If you’ve never experienced augmented reality, the exhibition offers an easy introduction. It’s a weird and adventurous treasure hunt, searching the scene for these elusive creatures. But once you locate them, you can walk right up to and around them and examine things from every angle. The technology is simple to operate, especially for kids accustomed to screen life, but there is a staffer on-site if you need help (Wednesdays through Sundays. 11 a.m.-7 p.m. but the technology works 24/7).
What you do with all this information Rico provides is pretty much up to you. A viewer can just sit back and marvel at the accumulation of junk that ascends in the air. The engineering is a small wonder, with the big objects welded together at the bottom of each totem forming a support structure that steadies the objects above. The augmented reality is not a prerequisite for appreciating the work.

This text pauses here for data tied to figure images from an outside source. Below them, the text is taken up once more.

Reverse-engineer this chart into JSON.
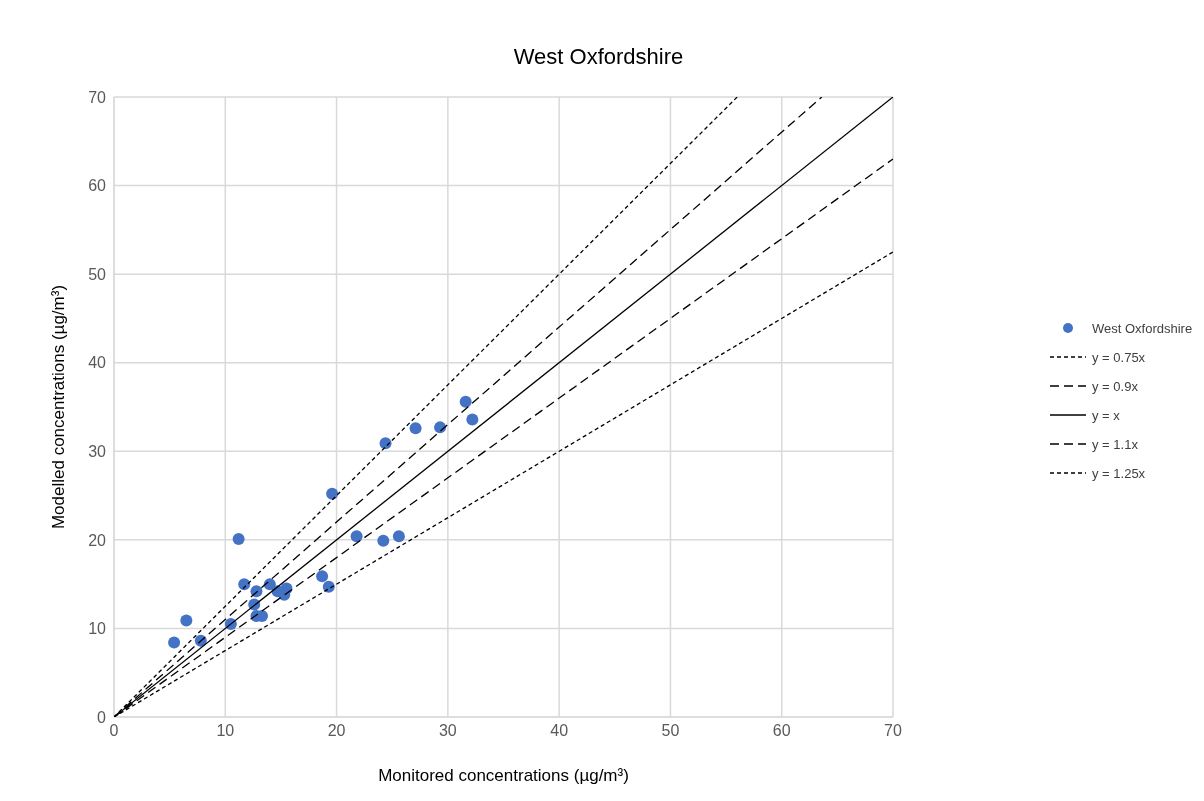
{
  "chart_data": {
    "type": "scatter",
    "title": "West Oxfordshire",
    "xlabel": "Monitored concentrations (µg/m³)",
    "ylabel": "Modelled concentrations (µg/m³)",
    "xlim": [
      0,
      70
    ],
    "xticks": [
      0,
      10,
      20,
      30,
      40,
      50,
      60,
      70
    ],
    "ylim": [
      0,
      70
    ],
    "yticks": [
      0,
      10,
      20,
      30,
      40,
      50,
      60,
      70
    ],
    "grid": true,
    "legend": "right",
    "series": [
      {
        "name": "West Oxfordshire",
        "color": "#4472c4",
        "marker": "circle",
        "x": [
          5.4,
          6.5,
          7.8,
          10.5,
          11.2,
          11.7,
          12.8,
          14.0,
          12.6,
          12.8,
          13.3,
          14.7,
          15.3,
          15.5,
          18.7,
          19.3,
          19.6,
          24.4,
          27.1,
          29.3,
          31.6,
          32.2,
          21.8,
          24.2,
          25.6
        ],
        "values": [
          8.4,
          10.9,
          8.6,
          10.5,
          20.1,
          15.0,
          14.2,
          15.0,
          12.7,
          11.4,
          11.4,
          14.2,
          13.8,
          14.5,
          15.9,
          14.7,
          25.2,
          30.9,
          32.6,
          32.7,
          35.6,
          33.6,
          20.4,
          19.9,
          20.4
        ]
      },
      {
        "name": "y = 0.75x",
        "type": "line",
        "color": "#000000",
        "line_style": "dotted",
        "marker": "none",
        "x": [
          0,
          70
        ],
        "values": [
          0,
          52.5
        ]
      },
      {
        "name": "y = 0.9x",
        "type": "line",
        "color": "#000000",
        "line_style": "dashed",
        "marker": "none",
        "x": [
          0,
          70
        ],
        "values": [
          0,
          63
        ]
      },
      {
        "name": "y = x",
        "type": "line",
        "color": "#000000",
        "line_style": "solid",
        "marker": "none",
        "x": [
          0,
          70
        ],
        "values": [
          0,
          70
        ]
      },
      {
        "name": "y = 1.1x",
        "type": "line",
        "color": "#000000",
        "line_style": "dashed",
        "marker": "none",
        "x": [
          0,
          63.6
        ],
        "values": [
          0,
          70
        ]
      },
      {
        "name": "y = 1.25x",
        "type": "line",
        "color": "#000000",
        "line_style": "dotted",
        "marker": "none",
        "x": [
          0,
          56
        ],
        "values": [
          0,
          70
        ]
      }
    ]
  }
}
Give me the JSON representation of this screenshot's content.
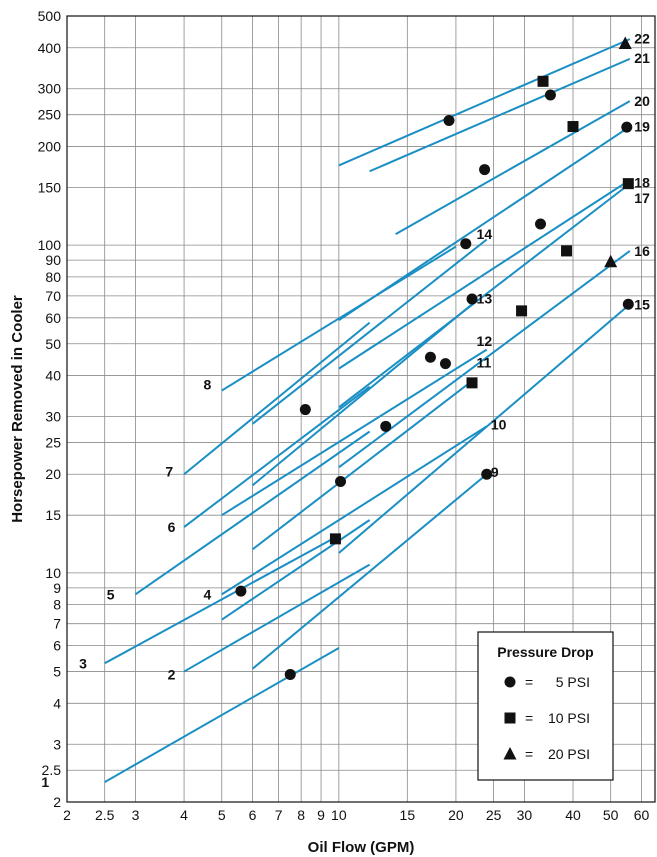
{
  "chart_data": {
    "type": "line",
    "xscale": "log",
    "yscale": "log",
    "xlim": [
      2,
      65
    ],
    "ylim": [
      2,
      500
    ],
    "xlabel": "Oil Flow (GPM)",
    "ylabel": "Horsepower Removed in Cooler",
    "grid": true,
    "line_color": "#1a8fc4",
    "x_ticks": [
      {
        "v": 2,
        "t": "2"
      },
      {
        "v": 2.5,
        "t": "2.5"
      },
      {
        "v": 3,
        "t": "3"
      },
      {
        "v": 4,
        "t": "4"
      },
      {
        "v": 5,
        "t": "5"
      },
      {
        "v": 6,
        "t": "6"
      },
      {
        "v": 7,
        "t": "7"
      },
      {
        "v": 8,
        "t": "8"
      },
      {
        "v": 9,
        "t": "9"
      },
      {
        "v": 10,
        "t": "10"
      },
      {
        "v": 15,
        "t": "15"
      },
      {
        "v": 20,
        "t": "20"
      },
      {
        "v": 25,
        "t": "25"
      },
      {
        "v": 30,
        "t": "30"
      },
      {
        "v": 40,
        "t": "40"
      },
      {
        "v": 50,
        "t": "50"
      },
      {
        "v": 60,
        "t": "60"
      }
    ],
    "y_ticks": [
      {
        "v": 2,
        "t": "2"
      },
      {
        "v": 2.5,
        "t": "2.5"
      },
      {
        "v": 3,
        "t": "3"
      },
      {
        "v": 4,
        "t": "4"
      },
      {
        "v": 5,
        "t": "5"
      },
      {
        "v": 6,
        "t": "6"
      },
      {
        "v": 7,
        "t": "7"
      },
      {
        "v": 8,
        "t": "8"
      },
      {
        "v": 9,
        "t": "9"
      },
      {
        "v": 10,
        "t": "10"
      },
      {
        "v": 15,
        "t": "15"
      },
      {
        "v": 20,
        "t": "20"
      },
      {
        "v": 25,
        "t": "25"
      },
      {
        "v": 30,
        "t": "30"
      },
      {
        "v": 40,
        "t": "40"
      },
      {
        "v": 50,
        "t": "50"
      },
      {
        "v": 60,
        "t": "60"
      },
      {
        "v": 70,
        "t": "70"
      },
      {
        "v": 80,
        "t": "80"
      },
      {
        "v": 90,
        "t": "90"
      },
      {
        "v": 100,
        "t": "100"
      },
      {
        "v": 150,
        "t": "150"
      },
      {
        "v": 200,
        "t": "200"
      },
      {
        "v": 250,
        "t": "250"
      },
      {
        "v": 300,
        "t": "300"
      },
      {
        "v": 400,
        "t": "400"
      },
      {
        "v": 500,
        "t": "500"
      }
    ],
    "series": [
      {
        "label": "1",
        "x": [
          2.5,
          10
        ],
        "y": [
          2.3,
          5.9
        ],
        "label_side": "start"
      },
      {
        "label": "2",
        "x": [
          4,
          12
        ],
        "y": [
          5.0,
          10.6
        ],
        "label_side": "start"
      },
      {
        "label": "3",
        "x": [
          2.5,
          10
        ],
        "y": [
          5.3,
          13.0
        ],
        "label_side": "start"
      },
      {
        "label": "4",
        "x": [
          5,
          12
        ],
        "y": [
          7.2,
          14.5
        ],
        "label_side": "start"
      },
      {
        "label": "5",
        "x": [
          3,
          12
        ],
        "y": [
          8.6,
          27.0
        ],
        "label_side": "start"
      },
      {
        "label": "6",
        "x": [
          4,
          12
        ],
        "y": [
          13.8,
          37.0
        ],
        "label_side": "start"
      },
      {
        "label": "7",
        "x": [
          4,
          12
        ],
        "y": [
          20.0,
          58.0
        ],
        "label_side": "start"
      },
      {
        "label": "8",
        "x": [
          5,
          20
        ],
        "y": [
          36.0,
          99.0
        ],
        "label_side": "start"
      },
      {
        "label": "9",
        "x": [
          6,
          24
        ],
        "y": [
          5.1,
          20.0
        ],
        "label_side": "end"
      },
      {
        "label": "10",
        "x": [
          5,
          24
        ],
        "y": [
          8.6,
          28.0
        ],
        "label_side": "end"
      },
      {
        "label": "11",
        "x": [
          6,
          22
        ],
        "y": [
          11.8,
          38.5
        ],
        "label_side": "end"
      },
      {
        "label": "12",
        "x": [
          5,
          24
        ],
        "y": [
          15.0,
          48.0
        ],
        "label_side": "end"
      },
      {
        "label": "13",
        "x": [
          6,
          22
        ],
        "y": [
          18.5,
          66.0
        ],
        "label_side": "end"
      },
      {
        "label": "14",
        "x": [
          6,
          24
        ],
        "y": [
          28.5,
          104.0
        ],
        "label_side": "end"
      },
      {
        "label": "15",
        "x": [
          10,
          56
        ],
        "y": [
          11.5,
          66.0
        ],
        "label_side": "end"
      },
      {
        "label": "16",
        "x": [
          10,
          56
        ],
        "y": [
          21.0,
          96.0
        ],
        "label_side": "end"
      },
      {
        "label": "17",
        "x": [
          10,
          56
        ],
        "y": [
          32.0,
          154.0
        ],
        "label_side": "end"
      },
      {
        "label": "18",
        "x": [
          10,
          56
        ],
        "y": [
          42.0,
          158.0
        ],
        "label_side": "end"
      },
      {
        "label": "19",
        "x": [
          10,
          56
        ],
        "y": [
          59.0,
          230.0
        ],
        "label_side": "end"
      },
      {
        "label": "20",
        "x": [
          14,
          56
        ],
        "y": [
          108.0,
          275.0
        ],
        "label_side": "end"
      },
      {
        "label": "21",
        "x": [
          12,
          56
        ],
        "y": [
          168.0,
          370.0
        ],
        "label_side": "end"
      },
      {
        "label": "22",
        "x": [
          10,
          56
        ],
        "y": [
          175.0,
          425.0
        ],
        "label_side": "end"
      }
    ],
    "line_labels_pos": {
      "1": [
        1.8,
        2.3
      ],
      "2": [
        3.8,
        4.9
      ],
      "3": [
        2.25,
        5.3
      ],
      "4": [
        4.7,
        8.6
      ],
      "5": [
        2.65,
        8.6
      ],
      "6": [
        3.8,
        13.8
      ],
      "7": [
        3.75,
        20.4
      ],
      "8": [
        4.7,
        37.5
      ],
      "9": [
        24.6,
        20.3
      ],
      "10": [
        24.6,
        28.4
      ],
      "11": [
        22.6,
        43.8
      ],
      "12": [
        22.6,
        51.0
      ],
      "13": [
        22.6,
        68.8
      ],
      "14": [
        22.6,
        108.0
      ],
      "15": [
        57.5,
        66.0
      ],
      "16": [
        57.5,
        96.0
      ],
      "17": [
        57.5,
        139.0
      ],
      "18": [
        57.5,
        155.0
      ],
      "19": [
        57.5,
        230.0
      ],
      "20": [
        57.5,
        275.0
      ],
      "21": [
        57.5,
        372.0
      ],
      "22": [
        57.5,
        427.0
      ]
    },
    "markers": [
      {
        "shape": "circle",
        "x": 7.5,
        "y": 4.9
      },
      {
        "shape": "square",
        "x": 9.8,
        "y": 12.7
      },
      {
        "shape": "circle",
        "x": 5.6,
        "y": 8.8
      },
      {
        "shape": "circle",
        "x": 10.1,
        "y": 19.0
      },
      {
        "shape": "circle",
        "x": 24.0,
        "y": 20.0
      },
      {
        "shape": "circle",
        "x": 13.2,
        "y": 28.0
      },
      {
        "shape": "circle",
        "x": 8.2,
        "y": 31.5
      },
      {
        "shape": "circle",
        "x": 17.2,
        "y": 45.5
      },
      {
        "shape": "circle",
        "x": 18.8,
        "y": 43.5
      },
      {
        "shape": "square",
        "x": 22.0,
        "y": 38.0
      },
      {
        "shape": "circle",
        "x": 22.0,
        "y": 68.5
      },
      {
        "shape": "square",
        "x": 29.5,
        "y": 63.0
      },
      {
        "shape": "circle",
        "x": 21.2,
        "y": 101.0
      },
      {
        "shape": "circle",
        "x": 33.0,
        "y": 116.0
      },
      {
        "shape": "square",
        "x": 38.5,
        "y": 96.0
      },
      {
        "shape": "triangle",
        "x": 50.0,
        "y": 89.0
      },
      {
        "shape": "circle",
        "x": 55.5,
        "y": 66.0
      },
      {
        "shape": "square",
        "x": 55.5,
        "y": 154.0
      },
      {
        "shape": "circle",
        "x": 23.7,
        "y": 170.0
      },
      {
        "shape": "circle",
        "x": 55.0,
        "y": 229.0
      },
      {
        "shape": "square",
        "x": 40.0,
        "y": 230.0
      },
      {
        "shape": "circle",
        "x": 19.2,
        "y": 240.0
      },
      {
        "shape": "circle",
        "x": 35.0,
        "y": 287.0
      },
      {
        "shape": "square",
        "x": 33.5,
        "y": 316.0
      },
      {
        "shape": "triangle",
        "x": 54.5,
        "y": 412.0
      }
    ],
    "legend": {
      "title": "Pressure Drop",
      "placement": "bottom-right",
      "entries": [
        {
          "shape": "circle",
          "equals": "=",
          "text": "5 PSI"
        },
        {
          "shape": "square",
          "equals": "=",
          "text": "10 PSI"
        },
        {
          "shape": "triangle",
          "equals": "=",
          "text": "20 PSI"
        }
      ]
    }
  }
}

But a challenge is there, if you want it, to decipher the piece, and to consider all of the things you have and whether or not you need them, or — to turn that notion on its head — whether or not they need you. After all, so much of the basic materials on display, made from plastic, metal and whatever, will be around long after you’re gone; these objects have a life of their own and a relationship to the planet and each other that has nothing to do with you.
And one facet of the artwork (and it’s just one), the inescapable idea that we may own and produce more things than we need, resonates particularly deeply in downtown Denver. The totems are close to the redeveloped Union Station and swank places like the Museum of Contemporary Art, and a nearly-new Whole Foods and tons of hotels and pricey restaurants that all seem to be serving raw seafood in a city that is far away from any ocean.
But they also exist among homeless people, in an area where drug use is common and our country’s mental health crisis is on full display. Looking at all of this discardable junk, in a place where some humans keep all of their earthly possessions in a shopping cart, brings up plenty of things to think about.
In all of those ways, “La inclusión de mi raza” is a successful piece of public art: fun and colorful, deep and disturbing, big and unavoidable and full of ambition. Gabriel Rico is one of the most sought-after artists in the hemisphere these days. His work pops up in exhibitions and art fairs across the globe. He is represented by OMR, a top-tier Mexico City gallery, and is busy enough to employ a half-dozen full-time workers in his home studio in Guadalajara, Mexico.
There is a sense of play in his work and plenty of art-history references that elevate his thoughtful constructions. It is possible to connect his methods to a list of important art movements, from collage to assemblage to every sort of abstraction. His use of found objects updates, unmistakably, the “readymades” that art icon Marcel Duchamp created in the mid-20th century. There is even a toilet among the items in “La inclusión de mi raza” mirroring the urinal that Duchamp used in his most famous piece, “Fountain.”
At the same time, the new piece is intimate, inclusive, community-driven and collaborative. It was curated by Cortney Lane Stell, of Black Cube Nomadic Art Museum, and sponsored by the Biennial of the Americas. The two Denver-based organizations have been responsible for an abundance of world-class public art over the past decade.
“La inclusión de mi raza” is, in a sense, what you make of it. For some, it will be a pile of trash, for others a reflection of who they are and what they have. But it is an opportunity, for everyone, to see this city from a different — and not necessarily human — perspective.
If you go
“La inclusión de mi raza” continues through Nov. 13 at Tail Tracks Plaza, 16th Street between Wynkoop and Wewatta streets. Info and interviews with the artist online at blackcube.art or biennialoftheamericas.org.